図3は、この実施の形態に係るマイクロ波放射計の要部を示す断面図、図4は、図3の収容箱9および電波吸収体10を示す斜視図である。
この実施の形態に係るマイクロ波放射計は、収容箱9が内側ひさし部9dを含んでいる。
この内側ひさし部9dは、開口部9aの周縁部であって、熱制御パネル15の回転方向に沿った領域に、収容箱9の内側に向かって折曲されて形成されており、先端部が熱制御パネル15の側面に指向している。
その他の構成は、実施の形態1と同様である。
【0020】
この実施の形態に係るマイクロ波放射計によれば、収容箱9に内側ひさし部9dが形成されているので、熱制御パネル15の幅を狭くして小型にすることができる。
その結果、熱制御パネル15から深宇宙への熱の伝達を抑制することができ、ヒータ16で消費される電力を低減させることができる。
【0021】
実施の形態3.
図5は、この実施の形態に係るマイクロ波放射計の要部を示す平面図、図6は、図5の収容箱9および電波吸収体10を示す斜視図、図7は、図5の収容箱9および熱制御パネル15を示す斜視図である。
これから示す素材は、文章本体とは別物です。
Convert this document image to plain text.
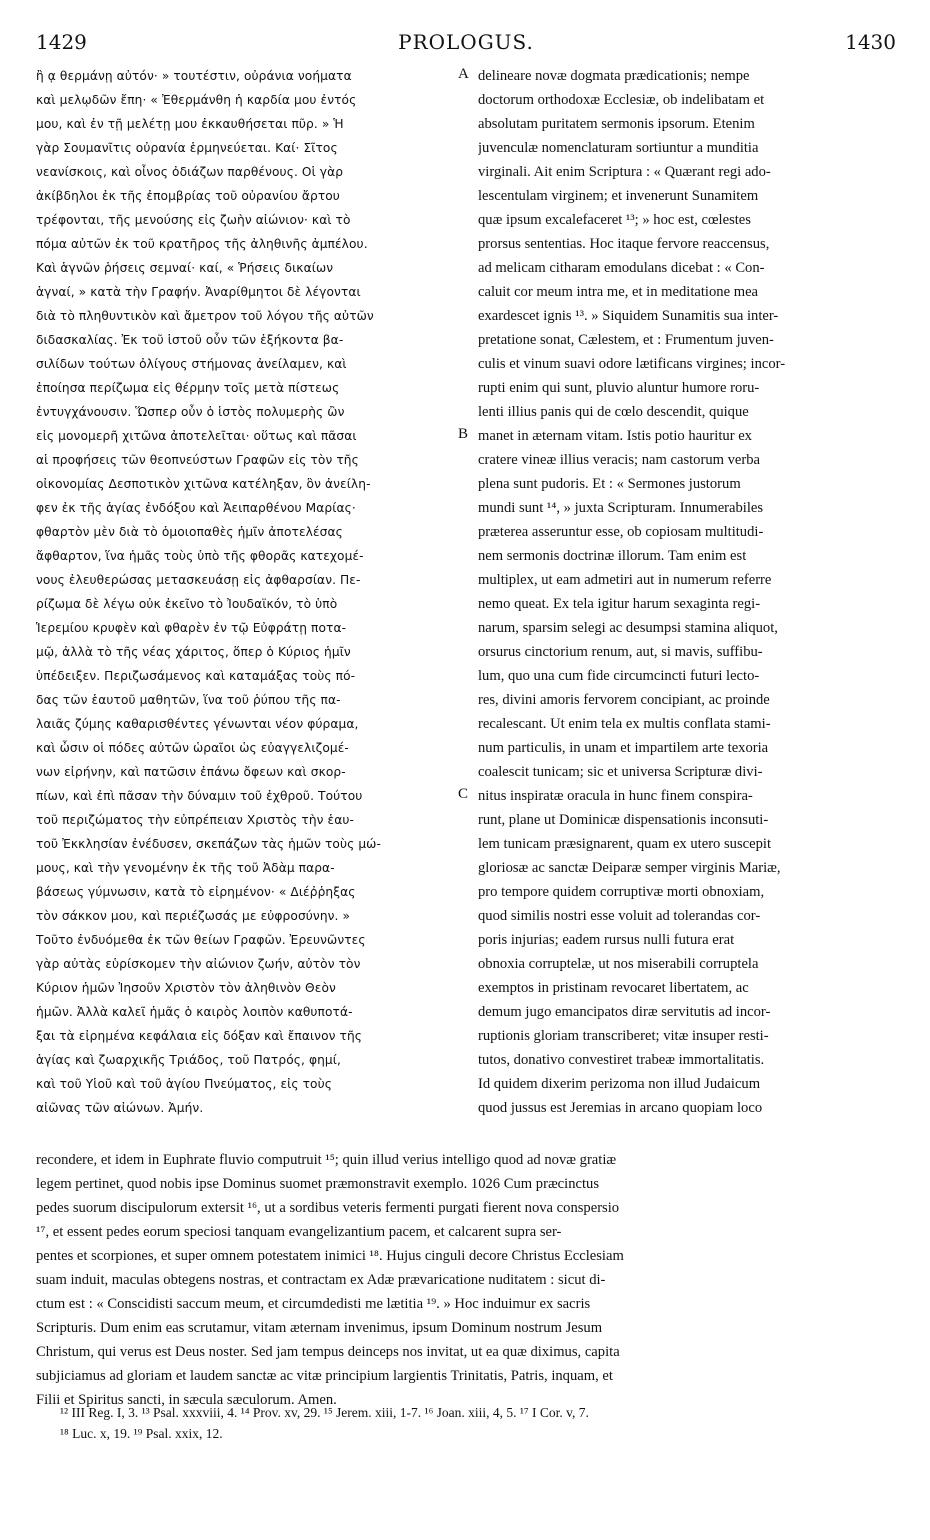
1429	PROLOGUS.	1430
ἢ ᾳ θερμάνῃ αὐτόν· » τουτέστιν, οὐράνια νοήματα
καὶ μελῳδῶν ἔπη· « Ἐθερμάνθη ἡ καρδία μου ἐντός
μου, καὶ ἐν τῇ μελέτῃ μου ἐκκαυθήσεται πῦρ. » Ἡ
γὰρ Σουμανῖτις οὐρανία ἑρμηνεύεται. Καί· Σῖτος
νεανίσκοις, καὶ οἶνος ὀδιάζων παρθένους. Οἱ γὰρ
ἀκίβδηλοι ἐκ τῆς ἐπομβρίας τοῦ οὐρανίου ἄρτου
τρέφονται, τῆς μενούσης εἰς ζωὴν αἰώνιον· καὶ τὸ
πόμα αὐτῶν ἐκ τοῦ κρατῆρος τῆς ἀληθινῆς ἀμπέλου.
Καὶ ἁγνῶν ῥήσεις σεμναί· καί, « Ῥήσεις δικαίων
ἁγναί, » κατὰ τὴν Γραφήν. Ἀναρίθμητοι δὲ λέγονται
διὰ τὸ πληθυντικὸν καὶ ἄμετρον τοῦ λόγου τῆς αὐτῶν
διδασκαλίας. Ἐκ τοῦ ἱστοῦ οὖν τῶν ἑξήκοντα βα-
σιλίδων τούτων ὀλίγους στήμονας ἀνείλαμεν, καὶ
ἐποίησα περίζωμα εἰς θέρμην τοῖς μετὰ πίστεως
ἐντυγχάνουσιν. Ὥσπερ οὖν ὁ ἱστὸς πολυμερὴς ὢν
εἰς μονομερῆ χιτῶνα ἀποτελεῖται· οὕτως καὶ πᾶσαι
αἱ προφήσεις τῶν θεοπνεύστων Γραφῶν εἰς τὸν τῆς
οἰκονομίας Δεσποτικὸν χιτῶνα κατέληξαν, ὃν ἀνείλη-
φεν ἐκ τῆς ἁγίας ἐνδόξου καὶ Ἀειπαρθένου Μαρίας·
φθαρτὸν μὲν διὰ τὸ ὁμοιοπαθὲς ἡμῖν ἀποτελέσας
ἄφθαρτον, ἵνα ἡμᾶς τοὺς ὑπὸ τῆς φθορᾶς κατεχομέ-
νους ἐλευθερώσας μετασκευάσῃ εἰς ἀφθαρσίαν. Πε-
ρίζωμα δὲ λέγω οὐκ ἐκεῖνο τὸ Ἰουδαϊκόν, τὸ ὑπὸ
Ἱερεμίου κρυφὲν καὶ φθαρὲν ἐν τῷ Εὐφράτῃ ποτα-
μῷ, ἀλλὰ τὸ τῆς νέας χάριτος, ὅπερ ὁ Κύριος ἡμῖν
ὑπέδειξεν. Περιζωσάμενος καὶ καταμάξας τοὺς πό-
δας τῶν ἑαυτοῦ μαθητῶν, ἵνα τοῦ ῥύπου τῆς πα-
λαιᾶς ζύμης καθαρισθέντες γένωνται νέον φύραμα,
καὶ ὦσιν οἱ πόδες αὐτῶν ὡραῖοι ὡς εὐαγγελιζομέ-
νων εἰρήνην, καὶ πατῶσιν ἐπάνω ὄφεων καὶ σκορ-
πίων, καὶ ἐπὶ πᾶσαν τὴν δύναμιν τοῦ ἐχθροῦ. Τούτου
τοῦ περιζώματος τὴν εὐπρέπειαν Χριστὸς τὴν ἑαυ-
τοῦ Ἐκκλησίαν ἐνέδυσεν, σκεπάζων τὰς ἡμῶν τοὺς μώ-
μους, καὶ τὴν γενομένην ἐκ τῆς τοῦ Ἀδὰμ παρα-
βάσεως γύμνωσιν, κατὰ τὸ εἰρημένον· « Διέῤῥηξας
τὸν σάκκον μου, καὶ περιέζωσάς με εὐφροσύνην. »
Τοῦτο ἐνδυόμεθα ἐκ τῶν θείων Γραφῶν. Ἐρευνῶντες
γὰρ αὐτὰς εὑρίσκομεν τὴν αἰώνιον ζωήν, αὐτὸν τὸν
Κύριον ἡμῶν Ἰησοῦν Χριστὸν τὸν ἀληθινὸν Θεὸν
ἡμῶν. Ἀλλὰ καλεῖ ἡμᾶς ὁ καιρὸς λοιπὸν καθυποτά-
ξαι τὰ εἰρημένα κεφάλαια εἰς δόξαν καὶ ἔπαινον τῆς
ἁγίας καὶ ζωαρχικῆς Τριάδος, τοῦ Πατρός, φημί,
καὶ τοῦ Υἱοῦ καὶ τοῦ ἁγίου Πνεύματος, εἰς τοὺς
αἰῶνας τῶν αἰώνων. Ἀμήν.
delineare novæ dogmata prædicationis; nempe
doctorum orthodoxæ Ecclesiæ, ob indelibatam et
absolutam puritatem sermonis ipsorum. Etenim
juvenculæ nomenclaturam sortiuntur a munditia
virginali. Ait enim Scriptura : « Quærant regi ado-
lescentulam virginem; et invenerunt Sunamitem
quæ ipsum excalefaceret ¹³; » hoc est, cœlestes
prorsus sententias. Hoc itaque fervore reaccensus,
ad melicam citharam emodulans dicebat : « Con-
caluit cor meum intra me, et in meditatione mea
exardescet ignis ¹³. » Siquidem Sunamitis sua inter-
pretatione sonat, Cælestem, et : Frumentum juven-
culis et vinum suavi odore lætificans virgines; incor-
rupti enim qui sunt, pluvio aluntur humore roru-
lenti illius panis qui de cœlo descendit, quique
manet in æternam vitam. Istis potio hauritur ex
cratere vineæ illius veracis; nam castorum verba
plena sunt pudoris. Et : « Sermones justorum
mundi sunt ¹⁴, » juxta Scripturam. Innumerabiles
præterea asseruntur esse, ob copiosam multitudi-
nem sermonis doctrinæ illorum. Tam enim est
multiplex, ut eam admetiri aut in numerum referre
nemo queat. Ex tela igitur harum sexaginta regi-
narum, sparsim selegi ac desumpsi stamina aliquot,
orsurus cinctorium renum, aut, si mavis, suffibu-
lum, quo una cum fide circumcincti futuri lecto-
res, divini amoris fervorem concipiant, ac proinde
recalescant. Ut enim tela ex multis conflata stami-
num particulis, in unam et impartilem arte texoria
coalescit tunicam; sic et universa Scripturæ divi-
nitus inspiratæ oracula in hunc finem conspira-
runt, plane ut Dominicæ dispensationis inconsuti-
lem tunicam præsignarent, quam ex utero suscepit
gloriosæ ac sanctæ Deiparæ semper virginis Mariæ,
pro tempore quidem corruptivæ morti obnoxiam,
quod similis nostri esse voluit ad tolerandas cor-
poris injurias; eadem rursus nulli futura erat
obnoxia corruptelæ, ut nos miserabili corruptela
exemptos in pristinam revocaret libertatem, ac
demum jugo emancipatos diræ servitutis ad incor-
ruptionis gloriam transcriberet; vitæ insuper resti-
tutos, donativo convestiret trabeæ immortalitatis.
Id quidem dixerim perizoma non illud Judaicum
quod jussus est Jeremias in arcano quopiam loco
A
B
C
recondere, et idem in Euphrate fluvio computruit ¹⁵; quin illud verius intelligo quod ad novæ gratiæ
legem pertinet, quod nobis ipse Dominus suomet præmonstravit exemplo. 1026 Cum præcinctus
pedes suorum discipulorum extersit ¹⁶, ut a sordibus veteris fermenti purgati fierent nova conspersio
¹⁷, et essent pedes eorum speciosi tanquam evangelizantium pacem, et calcarent supra ser-
pentes et scorpiones, et super omnem potestatem inimici ¹⁸. Hujus cinguli decore Christus Ecclesiam
suam induit, maculas obtegens nostras, et contractam ex Adæ prævaricatione nuditatem : sicut di-
ctum est : « Conscidisti saccum meum, et circumdedisti me lætitia ¹⁹. » Hoc induimur ex sacris
Scripturis. Dum enim eas scrutamur, vitam æternam invenimus, ipsum Dominum nostrum Jesum
Christum, qui verus est Deus noster. Sed jam tempus deinceps nos invitat, ut ea quæ diximus, capita
subjiciamus ad gloriam et laudem sanctæ ac vitæ principium largientis Trinitatis, Patris, inquam, et
Filii et Spiritus sancti, in sæcula sæculorum. Amen.
¹² III Reg. I, 3. ¹³ Psal. xxxviii, 4. ¹⁴ Prov. xv, 29. ¹⁵ Jerem. xiii, 1-7. ¹⁶ Joan. xiii, 4, 5. ¹⁷ I Cor. v, 7.
¹⁸ Luc. x, 19. ¹⁹ Psal. xxix, 12.
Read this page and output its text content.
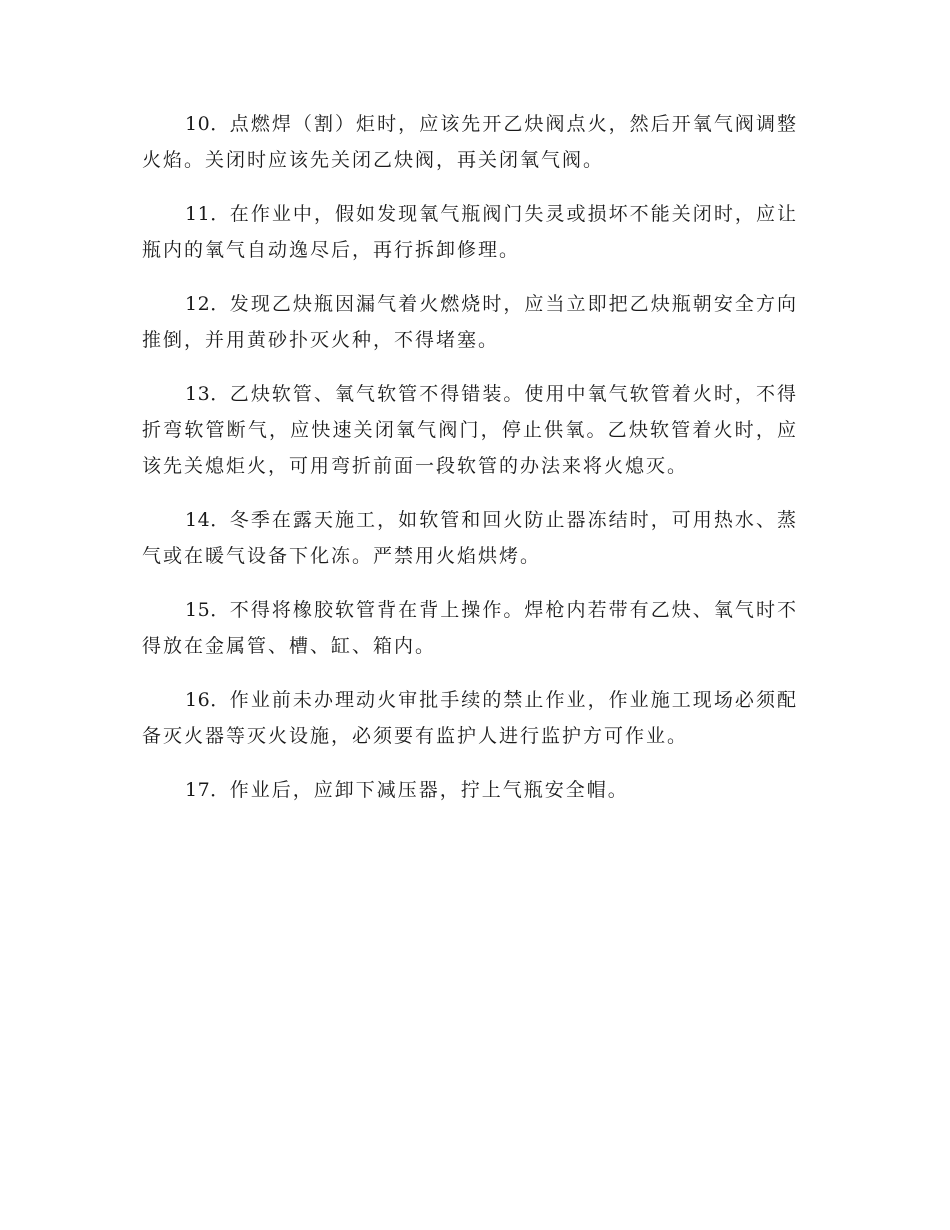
10．点燃焊（割）炬时，应该先开乙炔阀点火，然后开氧气阀调整火焰。关闭时应该先关闭乙炔阀，再关闭氧气阀。

11．在作业中，假如发现氧气瓶阀门失灵或损坏不能关闭时，应让瓶内的氧气自动逸尽后，再行拆卸修理。

12．发现乙炔瓶因漏气着火燃烧时，应当立即把乙炔瓶朝安全方向推倒，并用黄砂扑灭火种，不得堵塞。

13．乙炔软管、氧气软管不得错装。使用中氧气软管着火时，不得折弯软管断气，应快速关闭氧气阀门，停止供氧。乙炔软管着火时，应该先关熄炬火，可用弯折前面一段软管的办法来将火熄灭。

14．冬季在露天施工，如软管和回火防止器冻结时，可用热水、蒸气或在暖气设备下化冻。严禁用火焰烘烤。

15．不得将橡胶软管背在背上操作。焊枪内若带有乙炔、氧气时不得放在金属管、槽、缸、箱内。

16．作业前未办理动火审批手续的禁止作业，作业施工现场必须配备灭火器等灭火设施，必须要有监护人进行监护方可作业。

17．作业后，应卸下减压器，拧上气瓶安全帽。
この実施の形態に係るマイクロ波放射計は、収容箱9が外側ひさし部9eを含んでいる。
この外側ひさし部9eは、開口部9aの周縁部であって、熱制御パネル15の回転方向に交差した領域に取り付けられた、収容箱9の外側に向かって折曲されたL字形状の板である
外側ひさし部9eは、断熱材から構成されたスペーサ19を挟んで締結手段20によって側面プレート9cに固定されている。
これにより、外側ひさし部9eの温度が変化した場合であっても、外側ひさし部9eのから側面プレート9cへの熱の流入出を抑制することができる。
その他の構成は、実施の形態2と同様である。
【0022】
この実施の形態に係るマイクロ波放射計によれば、収容箱9に外側ひさし部9eが形成されているので、収容箱9と熱制御パネル15との間から、太陽光が直接、電波吸収体10に入射することが抑制され、また、太陽光が熱制御パネル15に反射して、電波吸収体10に入射することが抑制される。
また、この外側ひさし部9eにより、電波吸収体10の熱が深宇宙へ漏れることが抑制される。
その結果、電波吸収体10の温度をより均一にすることができる。
【0023】
実施の形態4.
図8は、この発明の実施の形態4に係るマイクロ波放射計の要部を示す平面図である。
この実施の形態に係るマイクロ波放射計は、熱制御パネル15に、収容箱9の開口部9aに対向可能な孔部15aが形成されている。
この孔部15aには、一次放射器5が挿入されている。
その他の構成は、実施の形態3と同様である。
【0024】
この実施の形態に係るマイクロ波放射計によれば、熱制御パネル15に、一次放射器5が挿入される孔部15aが形成されているので、一次放射器5と熱制御パネル15との間から、太陽光が直接、電波吸収体10に入射することが抑制され、また、電波吸収体10の熱が深宇宙へ漏れることを抑制することができる。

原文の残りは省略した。